We are not alone in this belief, organization such as Decentralized Identify Foundation (DIF) and NIST have pioneered the way. By working to develop a “standards” to which all organizations will adopt to make this a reality.

This does not negate the need for Identity proofing, the core identity will still need to be validated. This though does hold the promise of reducing organizations costs and effort by de-duplicating identity proofing. For instance, eliminating background investigations and credit checks on the same individual with multiple accounts or by excepting through reciprocity the decision another entity has made about that identity.

Another promise this holds is cleaner lines of trust. This will make studying and observing interactions between entities easier, by the very nature of its “standards” communication protocol, data will be more available, interpretable, and general. These are all promising attributes for ingestion into machine learning algorithms.

In the next few weeks we will be talking about trust, learning trust, and why learning “how to learn” may be the next big step in machine learning for identity management.

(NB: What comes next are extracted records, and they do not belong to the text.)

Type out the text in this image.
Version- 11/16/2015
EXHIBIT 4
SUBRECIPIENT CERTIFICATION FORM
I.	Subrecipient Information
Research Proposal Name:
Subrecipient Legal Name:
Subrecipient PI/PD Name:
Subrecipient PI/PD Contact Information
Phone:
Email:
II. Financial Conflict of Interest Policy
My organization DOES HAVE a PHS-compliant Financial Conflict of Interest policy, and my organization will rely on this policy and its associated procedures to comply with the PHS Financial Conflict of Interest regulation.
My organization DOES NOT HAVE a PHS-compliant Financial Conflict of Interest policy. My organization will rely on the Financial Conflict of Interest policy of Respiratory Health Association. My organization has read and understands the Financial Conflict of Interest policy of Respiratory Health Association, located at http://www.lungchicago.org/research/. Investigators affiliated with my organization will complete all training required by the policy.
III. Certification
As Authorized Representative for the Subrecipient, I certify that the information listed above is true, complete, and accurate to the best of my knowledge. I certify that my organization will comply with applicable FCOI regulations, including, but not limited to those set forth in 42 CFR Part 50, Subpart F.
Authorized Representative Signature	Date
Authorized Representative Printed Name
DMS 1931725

Artificial Abstraction Layer (A.A.L)

What needs to be done to move A.I to the next level? Is it new innovations in A.I algorithms? Is it greater access to datasets? Is it reliability of the A.I systems? Is it better interpretability of what the A.I is doing? is higher interoperability? Is it more information on the predictability of the A.I? Is it a greater level of trustworthiness?

I argue it is all of these things and more. The evolution and I dare say revolution of the internet. Was brought on by the need of disparate networks and systems to interact and provide a reliable level of service to the users of the systems. A system that users could trust would allow them to work and communicate more effectively. The real accelerator was the creation of the web and when reliable user-friendly applications where developed to interact and utilize the potential of with the web, the internet exploded. [How the web went world wide] [Internet history has just begun]

We are now to that point with A.I systems. We have separate systems and datasets across a multitude of hosting platforms, numerous implementations, and various APIs. These systems are developed and cultivated by individuals and organizations based on their defined use cases. Many of which overlap, and knowledge sharing, resource sharing and cost saving opportunities exist. Unfortunately, many organizations implement their own versions of the same ML, or A.I systems. Incurring internal research and IT implementation cost.  There are many driving factors for a costly inhouse implementation over utilizing a publicly available A.I. Some of the most apparent are Sensitivity of the data, reliability of the A.I., Security (eq., has malicious bad actor poisoned the A.I), Configurability & interoperability (A.I system is not adaptable to needs of the system) , Interpretability (understanding how it works , to explain to the stakeholders how they made a decision).

We also have many systems and datasets today that would benefit from A.I. Legacy Systems that would see the almost instant benefit from even some of the most basic ML libraries available today.  

We need an Artificial Abstraction Layer (A.A.L) A system that would allow for the access and sharing of A.I resources. Algorithm compute services, datasets, pre-trained A.I services accessible through a secure standards approach that would provide for Availability, Reliability, Predictability, Interpretability, Interoperability, and Trustworthiness. Such a platform could be the springboard for new revolutionary steps in A.I allowing for growth and adoption not just in research but in practical applications.  

At Lavaca Scientific we believe the first step in achieving such a system is establishing trust. Understating users and A.I. services and their level of trustworthiness. We are working to develop a distributed identity model utilizing A.I to learn and develop policy that governs and guides how AI system and user interact.